“Wait a minute,” he said, in a low voice. He raised his hand. “I warn you that you are interfering with matters that don’t concern you, that you can’t even comprehend. You are doing it at your peril.”
“What do you do for that company?” she repeated.
He extended both hands in a gesture of deprecation. “I simply look after its interests in the House. There’s the truth, now. It’s perfectly legitimate. There are plenty of men who do the same thing for other corporations—men in big positions.”
Her face grew pale and she swayed forward slightly. Then she stood erect and her eyes filled with tears. “Oh, Douglas!” she said.
XI
On the morning after the reception Franklin West sat at his desk in his office in the Belmore Building. His head was bowed over a mass of type-written sheets. He paid little attention to them, however. He found it hard to work this morning. He was thinking, with considerable disgust, that he had made himself ridiculous the night before. He had, moreover, made a misstep that might lead to serious consequences.

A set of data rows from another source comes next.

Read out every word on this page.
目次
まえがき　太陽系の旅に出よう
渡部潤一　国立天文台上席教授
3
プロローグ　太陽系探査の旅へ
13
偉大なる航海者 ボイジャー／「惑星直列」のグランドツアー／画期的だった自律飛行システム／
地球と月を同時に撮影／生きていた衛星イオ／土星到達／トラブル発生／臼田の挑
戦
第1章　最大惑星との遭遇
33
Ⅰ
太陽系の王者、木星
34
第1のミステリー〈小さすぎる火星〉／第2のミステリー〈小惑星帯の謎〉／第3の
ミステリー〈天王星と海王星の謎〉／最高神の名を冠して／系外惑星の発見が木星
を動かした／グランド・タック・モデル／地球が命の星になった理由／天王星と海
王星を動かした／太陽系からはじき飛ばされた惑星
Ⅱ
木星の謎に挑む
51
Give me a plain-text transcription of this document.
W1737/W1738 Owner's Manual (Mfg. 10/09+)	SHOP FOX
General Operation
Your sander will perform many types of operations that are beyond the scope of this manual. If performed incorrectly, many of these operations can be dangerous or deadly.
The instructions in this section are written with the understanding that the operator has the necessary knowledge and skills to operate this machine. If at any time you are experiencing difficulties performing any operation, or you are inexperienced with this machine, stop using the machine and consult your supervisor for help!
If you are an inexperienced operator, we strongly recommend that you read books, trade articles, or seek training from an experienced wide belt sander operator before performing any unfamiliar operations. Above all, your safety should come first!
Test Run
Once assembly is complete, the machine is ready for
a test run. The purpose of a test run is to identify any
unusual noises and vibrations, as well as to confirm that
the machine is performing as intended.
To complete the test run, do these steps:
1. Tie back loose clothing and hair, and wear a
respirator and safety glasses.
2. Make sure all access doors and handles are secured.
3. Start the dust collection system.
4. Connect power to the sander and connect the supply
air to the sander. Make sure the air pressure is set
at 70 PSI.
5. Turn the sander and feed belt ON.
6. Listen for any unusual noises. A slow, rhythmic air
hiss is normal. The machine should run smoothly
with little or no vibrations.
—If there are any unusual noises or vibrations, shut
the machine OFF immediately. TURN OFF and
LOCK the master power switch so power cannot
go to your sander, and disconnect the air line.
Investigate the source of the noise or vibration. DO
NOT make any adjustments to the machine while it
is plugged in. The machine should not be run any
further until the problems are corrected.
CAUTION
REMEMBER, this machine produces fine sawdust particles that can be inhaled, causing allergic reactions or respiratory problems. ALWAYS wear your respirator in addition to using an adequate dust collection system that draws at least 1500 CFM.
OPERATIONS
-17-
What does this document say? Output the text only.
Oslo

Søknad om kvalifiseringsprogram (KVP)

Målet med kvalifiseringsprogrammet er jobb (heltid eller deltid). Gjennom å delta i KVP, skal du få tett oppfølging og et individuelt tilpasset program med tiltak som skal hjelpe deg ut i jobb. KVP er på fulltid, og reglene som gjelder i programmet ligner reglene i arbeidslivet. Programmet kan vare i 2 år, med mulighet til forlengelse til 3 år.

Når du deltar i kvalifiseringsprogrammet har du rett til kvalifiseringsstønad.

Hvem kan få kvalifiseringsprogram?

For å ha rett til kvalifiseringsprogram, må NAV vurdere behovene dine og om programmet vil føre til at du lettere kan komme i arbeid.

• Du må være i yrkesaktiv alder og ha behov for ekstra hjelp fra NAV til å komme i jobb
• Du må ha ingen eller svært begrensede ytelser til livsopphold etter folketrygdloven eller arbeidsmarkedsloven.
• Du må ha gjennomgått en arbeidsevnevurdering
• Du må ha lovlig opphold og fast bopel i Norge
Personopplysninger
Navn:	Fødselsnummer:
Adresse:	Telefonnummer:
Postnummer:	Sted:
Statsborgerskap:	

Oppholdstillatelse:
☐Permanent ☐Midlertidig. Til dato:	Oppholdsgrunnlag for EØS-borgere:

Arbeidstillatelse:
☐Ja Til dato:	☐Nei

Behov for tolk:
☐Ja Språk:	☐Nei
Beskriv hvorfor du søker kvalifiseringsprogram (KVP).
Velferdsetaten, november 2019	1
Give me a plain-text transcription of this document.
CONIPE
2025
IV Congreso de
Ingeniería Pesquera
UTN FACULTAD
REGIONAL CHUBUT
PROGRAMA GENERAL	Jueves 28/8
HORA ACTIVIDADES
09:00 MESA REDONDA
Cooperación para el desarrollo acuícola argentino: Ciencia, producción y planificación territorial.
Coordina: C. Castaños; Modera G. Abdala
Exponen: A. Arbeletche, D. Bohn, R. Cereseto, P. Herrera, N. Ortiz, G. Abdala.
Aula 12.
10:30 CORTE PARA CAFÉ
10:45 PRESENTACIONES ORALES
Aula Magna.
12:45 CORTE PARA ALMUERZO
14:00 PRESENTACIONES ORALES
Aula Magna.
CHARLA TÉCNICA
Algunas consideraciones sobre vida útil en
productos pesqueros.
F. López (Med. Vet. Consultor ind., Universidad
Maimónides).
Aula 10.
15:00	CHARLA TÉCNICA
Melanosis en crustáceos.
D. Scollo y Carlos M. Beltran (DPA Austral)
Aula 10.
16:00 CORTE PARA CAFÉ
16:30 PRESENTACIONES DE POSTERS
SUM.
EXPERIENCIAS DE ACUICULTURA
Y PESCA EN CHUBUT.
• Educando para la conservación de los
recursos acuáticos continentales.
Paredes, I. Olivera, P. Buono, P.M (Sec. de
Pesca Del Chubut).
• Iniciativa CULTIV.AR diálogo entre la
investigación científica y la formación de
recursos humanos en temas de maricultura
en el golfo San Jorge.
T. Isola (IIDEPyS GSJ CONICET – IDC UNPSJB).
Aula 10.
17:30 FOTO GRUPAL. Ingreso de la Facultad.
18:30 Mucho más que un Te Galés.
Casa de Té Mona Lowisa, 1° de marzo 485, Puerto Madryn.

Yes, he had certainly been a great ass. He had spoken to Mrs. Briggs in a way he would never have thought of speaking if he had been in his senses. However, now that the mischief was done, he must consider how to meet the consequences. What would the consequences be? Would she tell her husband? The answer to that question depended wholly on whether she believed the charge he had made against her husband’s integrity. West knew well enough that Mrs. Briggs had an absolute belief in her husband, and this knowledge had often caused him a contemptuous bitterness. Why should a man like Briggs be allowed to deceive such a woman as that? If Mrs. Briggs still kept her faith in her husband, there was no reason why she should not reveal the episode of the previous night—none except the woman’s natural fear of creating a scandal. This motive might be strong enough to keep her silent. But, of course, he could never enter her house again. He might, it is true—and the thought gave him a momentary relief—he might write her an apology, and explain his behavior on the plea of his condition. But that would be too humiliating, and it might give Briggs a hold on him that would be decidedly disagreeable, and lead to disastrous consequences. However, this expedient he could try as a final resort. It was, of course, possible that Mrs. Briggs would believe what he had said, or would make an investigation that would bring the truth home to her. Here was an interesting problem. Once convinced that her husband was a hypocrite, that he had made his money by means that she considered dishonest, would she still respect and love him?
West took a satisfaction in thinking that if he had made himself ridiculous, he might have at least ruined the happiness of the woman who had repulsed him, and of the man for whom he had a covert hatred, caused partly by jealousy, partly by an instinctive consciousness of Briggs’s dislike, and partly by that natural aversion which all men have for those associated with them in dealings that degrade them in their own esteem.
The green door leading into the adjoining room opened, and the office boy entered. “There’s a lady to see you, sir,” he said.